Die Schüler mit Lernbehinderung dürfen aus Sicht eines Elternverbandes bei der Integration in allgemeine Schulen nicht vernachlässigt werden. «Man darf nicht glauben, dass solche Förderschüler einfach so ohne spezielle Betreuung in den allgemeinen Klassen mitlaufen können», sagte Mechthild Ziegler, Landes- und Bundesvorsitzende des Verbandes «Lernen Fördern», anlässlich einer Tagung in Heidenheim. Dieser Fehler sei in anderen Bundesländern gemacht worden, wo nicht verstanden werde, dass lernbehinderte Schüler bei der Inklusion besondere Unterstützung bräuchten. Auch wenn die Behinderung nicht so sichtbar wie etwa bei einem Kind im Rollstuhl sei, müsse mit der kognitiven Einschränkung offen umgegangen werden, sagte Ziegler, die eine bereits erwachsene Tochter mit Lernbehinderung hat.

Der gemeinsame Unterricht von behinderten und Nichtbehinderten Kindern wird in Hessen schon kurz nach seiner Einführung stark kritisiert. (Foto: New Jersey State Libary/Flickr CC BY-NC 2.0)
Der gemeinsame Unterricht von behinderten und Nichtbehinderten Kindern ist noch lange nicht umgesetzt. (Foto: New Jersey State Libary/Flickr CC BY-NC 2.0)

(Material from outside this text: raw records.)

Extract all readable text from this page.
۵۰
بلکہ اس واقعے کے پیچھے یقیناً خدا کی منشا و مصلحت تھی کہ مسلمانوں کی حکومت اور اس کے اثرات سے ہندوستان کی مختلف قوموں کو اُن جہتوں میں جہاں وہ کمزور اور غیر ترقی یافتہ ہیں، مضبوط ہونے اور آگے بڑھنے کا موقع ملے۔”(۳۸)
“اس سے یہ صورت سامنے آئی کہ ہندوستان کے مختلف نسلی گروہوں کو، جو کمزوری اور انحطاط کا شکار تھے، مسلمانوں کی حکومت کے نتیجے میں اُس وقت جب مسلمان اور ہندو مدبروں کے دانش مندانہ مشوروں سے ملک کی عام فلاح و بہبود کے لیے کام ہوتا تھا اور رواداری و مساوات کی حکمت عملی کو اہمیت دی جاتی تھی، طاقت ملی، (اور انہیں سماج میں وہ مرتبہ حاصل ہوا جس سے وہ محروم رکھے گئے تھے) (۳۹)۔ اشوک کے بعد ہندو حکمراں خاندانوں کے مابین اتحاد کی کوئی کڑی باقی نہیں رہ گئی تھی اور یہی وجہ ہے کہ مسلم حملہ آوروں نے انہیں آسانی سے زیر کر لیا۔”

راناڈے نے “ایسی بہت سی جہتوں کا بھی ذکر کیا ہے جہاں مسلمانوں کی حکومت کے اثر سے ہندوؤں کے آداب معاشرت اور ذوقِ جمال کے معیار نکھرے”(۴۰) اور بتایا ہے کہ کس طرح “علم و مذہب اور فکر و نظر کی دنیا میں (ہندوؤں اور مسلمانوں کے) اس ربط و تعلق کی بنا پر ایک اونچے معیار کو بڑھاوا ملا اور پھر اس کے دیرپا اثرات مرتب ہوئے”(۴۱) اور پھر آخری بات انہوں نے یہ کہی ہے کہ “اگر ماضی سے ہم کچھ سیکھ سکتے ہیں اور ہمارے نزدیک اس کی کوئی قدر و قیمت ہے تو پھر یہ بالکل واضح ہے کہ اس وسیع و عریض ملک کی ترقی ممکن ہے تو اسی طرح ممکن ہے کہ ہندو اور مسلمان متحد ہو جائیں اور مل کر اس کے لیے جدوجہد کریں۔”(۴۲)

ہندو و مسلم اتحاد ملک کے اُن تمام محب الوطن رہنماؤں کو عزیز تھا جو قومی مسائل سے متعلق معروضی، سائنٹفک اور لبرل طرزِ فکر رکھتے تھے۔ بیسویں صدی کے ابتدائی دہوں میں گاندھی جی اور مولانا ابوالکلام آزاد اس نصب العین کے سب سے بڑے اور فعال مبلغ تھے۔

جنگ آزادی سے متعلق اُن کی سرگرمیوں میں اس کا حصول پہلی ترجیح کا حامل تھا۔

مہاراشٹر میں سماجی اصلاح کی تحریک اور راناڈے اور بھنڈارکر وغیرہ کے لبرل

Von den mehr als 50.000 behinderten Kindern an baden-württembergischen Sonderschulen sind die Hälfte Förderschüler, die langsamer lernen und weniger logisch denken können. Bislang drücken sie in landesweit 270 Förderschulen die Schulbank. Ihre Schullaufbahn können sie dort mit einem Förderschulabschluss beenden. Nach erfolgreichem Absolvieren einer dualen Ausbildung erhalten sie einen Abschluss, der gleichwertig mit dem Hauptschulabschluss ist. Der in Stuttgart ansässige Landesverband ist mit 7000 Mitgliedern – Eltern, Sozialpädagogen und Sozialarbeitern – der zweitgrößte in Deutschland.

Sonderpädagogische Betreuung nur an ein, zwei Stunden in der Woche sei für ein lernbehindertes Kind nicht ausreichend, sagte Ziegler. «Ein Sonderschullehrer müsse neben dem allgemeinem Lehrer präsent sein, nicht jeden Tag fünf Stunden, aber doch jeden Tag.» Das A und O sei, dass die beiden Lehrer Hand in Hand arbeiteten und den Unterricht gemeinsam vorbereiteten.

Ziegler schätzt, dass 25 Prozent der Förderschüler nach der für das Schuljahr 2015/16 geplanten Einführung des Elternwahlrechts auf die allgemeine Schule wechseln. Oft seien es gerade bildungsnahe Familien, die die Grenzen ihres Kindes erkennen und sich für die besondere Förderung an den Sonderschulen entscheiden.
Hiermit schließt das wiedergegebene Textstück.